Bohemian On A Shoestring

Arts and culture-related events for $15 and under

Monday, May 22, 2006

The Object of My Affection

PUNCH Puppet Slam
Location: Galapagos Art Space
Cost: $5
Bohemian Factor: High
Geek Factor: Low to Moderate

April 26, 2006

“You can do it!” yells a female audience member encouragingly, as if to an athlete about to attempt a double axel. The object of her attention, Bolzo, is attempting to leap over progressively taller wooden planks in a sort of side show with a Germanic theme. Was her exhortation in vein, given that Bolzo is a red rubber ball?

Yes, that’s right. Controlled by a single string, Bolzo (which sounds, to my American ears, suspiciously like Bozo), is a marriage of marionette and minimalism, like what we might see if the artist who created “White Square” and “Black Circle” delved into puppets. (Sorry to be obscure, I had to look this guy up; I was hoping it was something with more instant recognition like “Van Gogh”). Bolzo, I should add, also has an inner life that can be inferred from his voice, a sort of baritone Swedish chef, that becomes more of an alto when anxious or exerting himself (himself? Should I use a pronoun? Oh the grammatical dilemmas presented by such rubbery androgyny). This is clearly the kind of vulnerability that earns many female, soft-hearted sympathizers for Bolzo.

Bolzo is one of several personalities to make their debut at PUNCH, a monthly "puppet slam" where artists experiment and try out their latest "puppet-flavored fare,” according to its curator, Gretchen Van Lente. PUNCH is held on the last Tuesday of every month at Galapagos Art Space. Van Lente's company Drama of Works had impressed me a few years ago with its innovative take on the Shakespearean gore-fest Titus Andronicus, and I was eager to find out what kind of work she was bringing to the series.

The voice in fact, comes from Bolzo’s maker, Nate Wilson, who is either making a clever statement on how little technical wizardry is needed to project humanity onto, well, rubber balls, or else…he is simply having a good time. The beauty of events like PUNCH is the fact we might as well give him credit for both. Admission is $5 at Galapagos, and no one need differentiate, at these early stages, on whether the puppeteers strutting their wares have exhausted the limits of their innovation within a ten-minute sketch, or whether they are on the verge of a three hour gesamkunstwerk.

Other performers on tonight's performance (April 25) are two contributions from Sarah Frechette that rely on music: a feisty marionette lip-sync and a lazy husband who is a spud, both literally and figuratively (entitled “Warning: To All Things Potatoe"). The program also includes a bit of shadow puppetry by Wilson and an excerpt from Die Hard, the Puppet Musical that seems to belong to the same oeuvre as fringe festival productions like Silence! The Musical and SUV The Musical.

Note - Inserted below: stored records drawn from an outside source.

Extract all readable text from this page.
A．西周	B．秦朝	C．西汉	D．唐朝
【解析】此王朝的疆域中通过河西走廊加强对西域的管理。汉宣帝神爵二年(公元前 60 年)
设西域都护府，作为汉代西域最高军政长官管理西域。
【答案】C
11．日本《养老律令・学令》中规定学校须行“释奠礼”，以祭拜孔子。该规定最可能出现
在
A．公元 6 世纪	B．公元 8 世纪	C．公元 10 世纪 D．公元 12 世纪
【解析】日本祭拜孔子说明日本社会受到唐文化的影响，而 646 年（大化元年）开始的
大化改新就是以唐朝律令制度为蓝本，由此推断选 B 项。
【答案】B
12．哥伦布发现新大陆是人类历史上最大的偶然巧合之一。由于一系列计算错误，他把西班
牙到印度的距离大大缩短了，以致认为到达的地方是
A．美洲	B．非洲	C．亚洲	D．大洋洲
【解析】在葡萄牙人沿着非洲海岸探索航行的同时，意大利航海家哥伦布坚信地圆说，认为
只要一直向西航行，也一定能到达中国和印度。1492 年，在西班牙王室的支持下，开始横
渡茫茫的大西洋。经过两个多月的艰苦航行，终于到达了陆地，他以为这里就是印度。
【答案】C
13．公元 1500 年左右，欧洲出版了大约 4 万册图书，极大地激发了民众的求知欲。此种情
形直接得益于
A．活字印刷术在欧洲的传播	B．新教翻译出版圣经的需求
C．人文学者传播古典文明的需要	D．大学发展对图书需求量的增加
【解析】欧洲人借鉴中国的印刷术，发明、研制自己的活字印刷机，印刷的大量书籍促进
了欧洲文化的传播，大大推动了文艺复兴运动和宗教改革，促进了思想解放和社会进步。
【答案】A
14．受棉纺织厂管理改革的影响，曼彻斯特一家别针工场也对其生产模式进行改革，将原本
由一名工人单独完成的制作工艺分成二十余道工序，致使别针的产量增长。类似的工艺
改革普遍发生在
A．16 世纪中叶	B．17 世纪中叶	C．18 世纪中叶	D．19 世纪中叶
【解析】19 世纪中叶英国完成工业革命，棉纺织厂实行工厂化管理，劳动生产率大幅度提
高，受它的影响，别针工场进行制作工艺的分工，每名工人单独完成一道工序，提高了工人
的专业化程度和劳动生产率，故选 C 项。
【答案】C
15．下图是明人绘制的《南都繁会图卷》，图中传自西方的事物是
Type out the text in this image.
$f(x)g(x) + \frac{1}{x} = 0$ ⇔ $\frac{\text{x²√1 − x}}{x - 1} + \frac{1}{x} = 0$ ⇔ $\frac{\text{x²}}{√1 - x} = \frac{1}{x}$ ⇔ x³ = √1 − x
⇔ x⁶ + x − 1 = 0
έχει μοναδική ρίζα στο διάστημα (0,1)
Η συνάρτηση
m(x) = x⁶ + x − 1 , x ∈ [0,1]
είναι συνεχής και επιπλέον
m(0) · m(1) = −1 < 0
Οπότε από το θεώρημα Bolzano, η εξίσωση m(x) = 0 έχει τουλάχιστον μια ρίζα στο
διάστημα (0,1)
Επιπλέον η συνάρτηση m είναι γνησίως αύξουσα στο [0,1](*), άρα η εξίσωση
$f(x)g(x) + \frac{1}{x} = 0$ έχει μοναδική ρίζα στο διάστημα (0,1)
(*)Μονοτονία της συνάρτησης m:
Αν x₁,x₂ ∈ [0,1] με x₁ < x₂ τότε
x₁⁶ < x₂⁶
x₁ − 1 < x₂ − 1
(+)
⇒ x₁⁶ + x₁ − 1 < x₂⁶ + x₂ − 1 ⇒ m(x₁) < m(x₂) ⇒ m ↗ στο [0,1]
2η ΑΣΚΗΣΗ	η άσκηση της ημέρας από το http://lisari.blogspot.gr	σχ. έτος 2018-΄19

One piece already on its way to an more fruitful afterlife is an excerpt from the upcoming Bride, created by Kevin Augustine and his company, Lone Wolf Tribe. Lone Wolf Tribe was the source behind the haunting 2003 production Animal, an invective against the future of gene therapy and the country’s obsession with antidepressants. It looks like we can expect more moral and spiritual messiness in Bride, billed as a riff on the Frankenstein legend. The teasingly brief excerpt forecasts the return of Augustine’s impressive anatomical virtuosity, as he mobilizes his creations with toes, legs and elbows. The presence of a much-bandaged and immobilized central character signals we can also expect more beautiful, sensitive, big-eyed foam puppets prone to injury, illness and other paths to harm's way.

Pathos, thy name is puppet.

If the sample from Bride plants more questions than it answers, than PUNCH is at least succeeding in whetting the audience’s appetite. Faster and looser than HERE’s Puppet Parlor (in which almost everything will be expanded upon into a larger show, whether it has the robustness to do so or not) PUNCH’s freewheeling cabaret aims to provide a "safe place for performers to experiment and play," according to Van Lente. The brainchild of Galapagos' artistic director Travis Chamberlain, PUNCH was inaugurated a year-and-a-half ago to fill a void, given the paucity of regular puppet cabarets in the New York City area. Although puppet theatre is the ideal medium to present flights of fancy that are too absurd, too fantastical or too perverse for naturalistic theatre, it requires a good deal of upfront investment, and the cabaret format provides a convenient intermediate stop between raw concept and finished product.

So Bolzo here is not one of the gesamkunstwerks. But the crowd has bought into the sheer ridiculousness, and the artist uses this fact to his advantage. As Bolzo balks at his seemingly Sisyphean task, his operator diagnoses the source of our hero’s lapsed performance in a Germanic accent: “Ladies and Gentleman; every night I give Bolzo a massage. But tonight I forget.”

I don’t really think I need to tell you what it looks like when a grown man gives a rubber ball a massage.